I bumped intothis site (Dresec)
latest post is “Phishing with Google calendar”
His first sentence is a disclaimer as he does not want other people to use the information to send phishing calendar invites. To him (and me) it is only designed to be a test within our organizations.
Here is the sample calendar invite:
What has to be done is the wording of the meeting and a few other items have to look good (good enough to pass a cursory glance).
Phishing is successful when it is good enough for a cursory glance… If the user is busy and sees the email and makes sense it works when it is good enough – it does not have to be perfect.
So this new calendar invite set up to get you to click on the link.

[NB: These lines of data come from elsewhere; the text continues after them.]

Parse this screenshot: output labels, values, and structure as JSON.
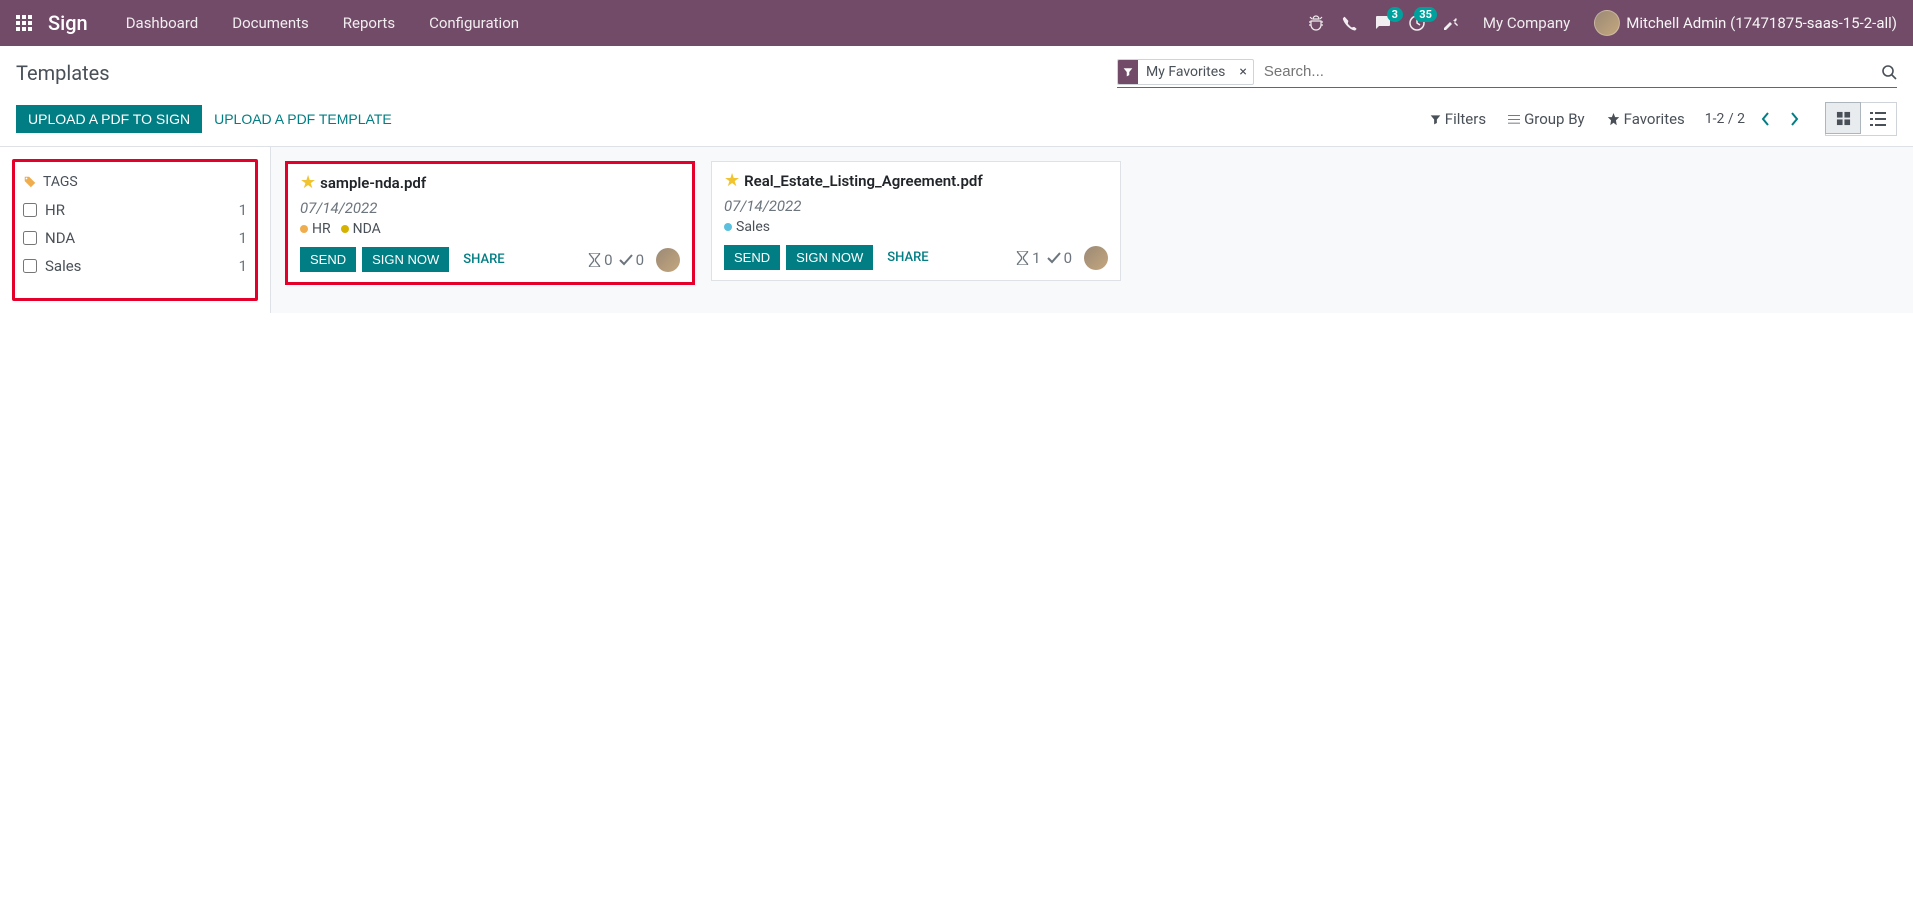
{
  "navbar": {
    "brand": "Sign",
    "menu": [
      "Dashboard",
      "Documents",
      "Reports",
      "Configuration"
    ],
    "messages_badge": "3",
    "activities_badge": "35",
    "company": "My Company",
    "user": "Mitchell Admin (17471875-saas-15-2-all)"
  },
  "control_panel": {
    "title": "Templates",
    "search_facet": "My Favorites",
    "search_placeholder": "Search...",
    "btn_upload_sign": "Upload a PDF to Sign",
    "btn_upload_template": "Upload a PDF Template",
    "filters": "Filters",
    "group_by": "Group By",
    "favorites": "Favorites",
    "pager": "1-2 / 2"
  },
  "sidebar": {
    "header": "TAGS",
    "tags": [
      {
        "label": "HR",
        "count": "1"
      },
      {
        "label": "NDA",
        "count": "1"
      },
      {
        "label": "Sales",
        "count": "1"
      }
    ]
  },
  "cards": [
    {
      "title": "sample-nda.pdf",
      "date": "07/14/2022",
      "tags": [
        {
          "label": "HR",
          "color": "dot-orange"
        },
        {
          "label": "NDA",
          "color": "dot-yellow"
        }
      ],
      "send": "SEND",
      "sign_now": "SIGN NOW",
      "share": "SHARE",
      "pending": "0",
      "signed": "0",
      "highlighted": true
    },
    {
      "title": "Real_Estate_Listing_Agreement.pdf",
      "date": "07/14/2022",
      "tags": [
        {
          "label": "Sales",
          "color": "dot-blue"
        }
      ],
      "send": "SEND",
      "sign_now": "SIGN NOW",
      "share": "SHARE",
      "pending": "1",
      "signed": "0",
      "highlighted": false
    }
  ]
}
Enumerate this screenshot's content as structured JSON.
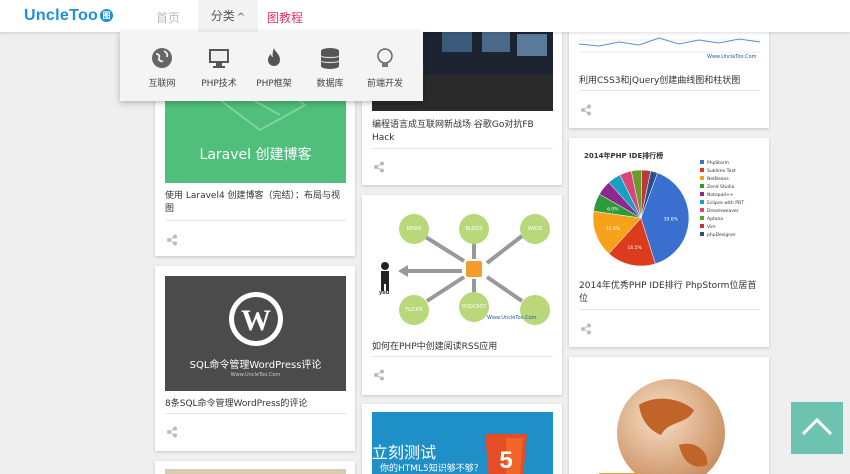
{
  "header": {
    "logo": "UncleToo",
    "logo_badge": "图",
    "nav": {
      "home": "首页",
      "category": "分类",
      "tutorial": "图教程"
    }
  },
  "dropdown": {
    "items": [
      {
        "label": "互联网",
        "icon": "globe-icon"
      },
      {
        "label": "PHP技术",
        "icon": "monitor-icon"
      },
      {
        "label": "PHP框架",
        "icon": "flame-icon"
      },
      {
        "label": "数据库",
        "icon": "database-icon"
      },
      {
        "label": "前端开发",
        "icon": "lightbulb-icon"
      }
    ]
  },
  "cards": {
    "laravel": {
      "banner": "Laravel 创建博客",
      "title": "使用 Laravel4 创建博客（完结）：布局与视图"
    },
    "wordpress": {
      "banner": "SQL命令管理WordPress评论",
      "watermark": "Www.UncleToo.Com",
      "title": "8条SQL命令管理WordPress的评论"
    },
    "golang": {
      "title": "编程语言成互联网新战场 谷歌Go对抗FB Hack"
    },
    "rss": {
      "bubbles": [
        "NEWS",
        "BLOGS",
        "WIKIS",
        "FLICKR",
        "PODCAST"
      ],
      "person": "you",
      "watermark": "Www.UncleToo.Com",
      "title": "如何在PHP中创建阅读RSS应用"
    },
    "html5": {
      "banner": "立刻测试",
      "sub": "你的HTML5知识够不够？"
    },
    "jquery": {
      "watermark": "Www.UncleToo.Com",
      "title": "利用CSS3和jQuery创建曲线图和柱状图"
    },
    "phpide": {
      "chart_title": "2014年PHP IDE排行榜",
      "title": "2014年优秀PHP IDE排行 PhpStorm位居首位",
      "pie_labels": [
        "39.6%",
        "16.5%",
        "15.6%",
        "6.0%"
      ]
    }
  },
  "chart_data": {
    "type": "pie",
    "title": "2014年PHP IDE排行榜",
    "categories": [
      "PhpStorm",
      "Sublime Text",
      "NetBeans",
      "Zend Studio",
      "Notepad++",
      "Eclipse with PDT",
      "Dreamweaver",
      "Aptana",
      "Vim",
      "phpDesigner"
    ],
    "values": [
      39.6,
      16.5,
      15.6,
      6.0,
      5.0,
      4.5,
      4.0,
      3.5,
      3.0,
      2.3
    ],
    "colors": [
      "#3a6fcf",
      "#dc3b1c",
      "#f7a21b",
      "#2e9a3a",
      "#8e2a8e",
      "#1a9fc4",
      "#d9467a",
      "#6a9a2a",
      "#b83a3a",
      "#2a4f8a"
    ],
    "legend": "right"
  },
  "colors": {
    "accent": "#1e8fd8",
    "tutorial": "#e0336c",
    "laravel_green": "#4fbf7b",
    "to_top": "#6cc4b0"
  }
}
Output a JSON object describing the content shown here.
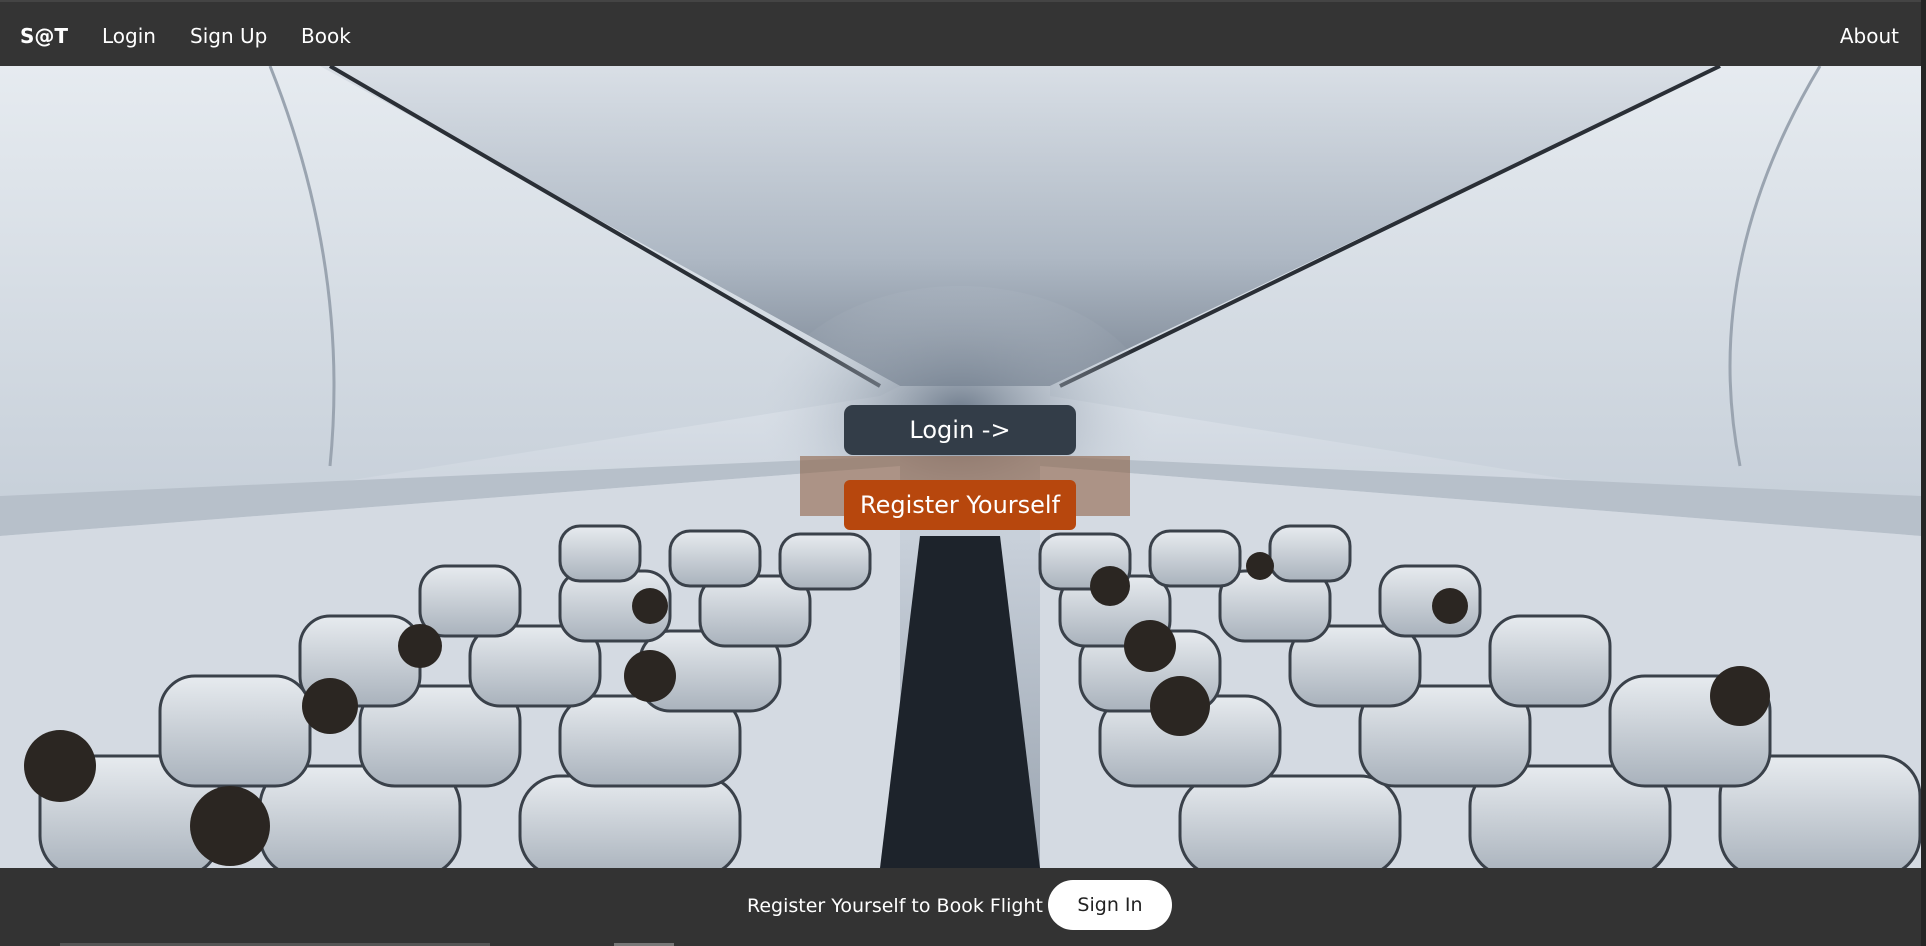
{
  "navbar": {
    "brand": "S@T",
    "links": {
      "login": "Login",
      "signup": "Sign Up",
      "book": "Book",
      "about": "About"
    }
  },
  "hero": {
    "image_subject": "airplane cabin interior with passengers seated",
    "login_button": "Login ->",
    "register_button": "Register Yourself"
  },
  "footer": {
    "text": "Register Yourself to Book Flight",
    "signin_button": "Sign In"
  },
  "colors": {
    "navbar_bg": "#343434",
    "login_button_bg": "#333d48",
    "register_button_bg": "#b7470d",
    "footer_bg": "#333333",
    "signin_button_bg": "#ffffff"
  }
}
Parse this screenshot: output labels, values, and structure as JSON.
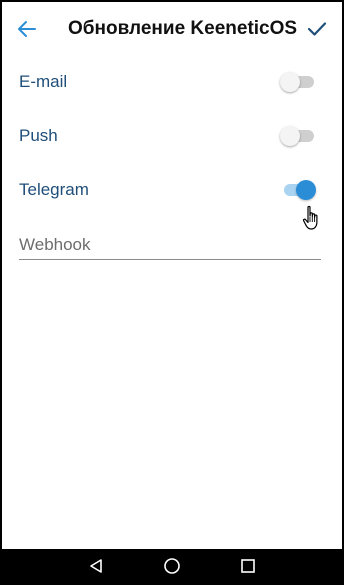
{
  "header": {
    "title": "Обновление KeeneticOS",
    "back_icon": "arrow-left-icon",
    "confirm_icon": "checkmark-icon"
  },
  "notifications": [
    {
      "label": "E-mail",
      "enabled": false
    },
    {
      "label": "Push",
      "enabled": false
    },
    {
      "label": "Telegram",
      "enabled": true
    }
  ],
  "webhook": {
    "placeholder": "Webhook",
    "value": ""
  },
  "navbar": {
    "icons": [
      "back-triangle-icon",
      "home-circle-icon",
      "recents-square-icon"
    ]
  },
  "colors": {
    "accent": "#2b8dd6",
    "label": "#1f4e79",
    "background": "#ffffff",
    "navbar": "#000000"
  }
}
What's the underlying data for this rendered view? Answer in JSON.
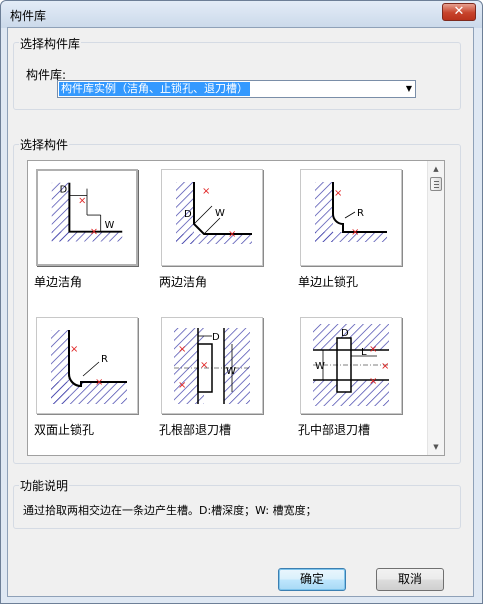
{
  "window": {
    "title": "构件库",
    "close_glyph": "✕"
  },
  "library_section": {
    "group_label": "选择构件库",
    "field_label": "构件库:",
    "selected_value": "构件库实例（洁角、止锁孔、退刀槽）"
  },
  "component_section": {
    "group_label": "选择构件",
    "items": [
      {
        "label": "单边洁角",
        "selected": true
      },
      {
        "label": "两边洁角",
        "selected": false
      },
      {
        "label": "单边止锁孔",
        "selected": false
      },
      {
        "label": "双面止锁孔",
        "selected": false
      },
      {
        "label": "孔根部退刀槽",
        "selected": false
      },
      {
        "label": "孔中部退刀槽",
        "selected": false
      }
    ],
    "diagram_letters": {
      "item1": [
        "D",
        "W"
      ],
      "item2": [
        "D",
        "W"
      ],
      "item3": [
        "R"
      ],
      "item4": [
        "R"
      ],
      "item5": [
        "D",
        "W"
      ],
      "item6": [
        "D",
        "L",
        "W"
      ]
    }
  },
  "description_section": {
    "group_label": "功能说明",
    "text": "通过拾取两相交边在一条边产生槽。D:槽深度；W: 槽宽度；"
  },
  "buttons": {
    "ok": "确定",
    "cancel": "取消"
  },
  "colors": {
    "hatch": "#3a3aa8",
    "marker": "#e02020",
    "selection": "#3399ff"
  }
}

Once the link is clicked it can do a variety of things – depends on the criminal hacker and the goals.
Could attempt to install ransomware? Could install other software to steal what you type.
This is the most interesting item in the blog(in my mind):
“In order to make this technique work, we want to send the target the meeting invite roughly 12 minutes before the start time of the meeting. We do not want to send a notification email for our malicious meeting, because this will include our gmail address. Thus, we will simply place the ’emergency’ meeting on the victims calendar 12 minutes before the start time, and allow the default ’10 minute reminder’ to notify them that they are about to miss an important meeting.”
So build into the meeting notice a notification with a 10 min reminder, and thus it is another way to create a sense of urgency – which makes people think less and just act.
To be effective the phishing has to be good enough for a small glance and then the criminal is on your machine. Now you are depending on the criminal ability to write software or buy it from another criminal.
Must have a phishing awareness campaign.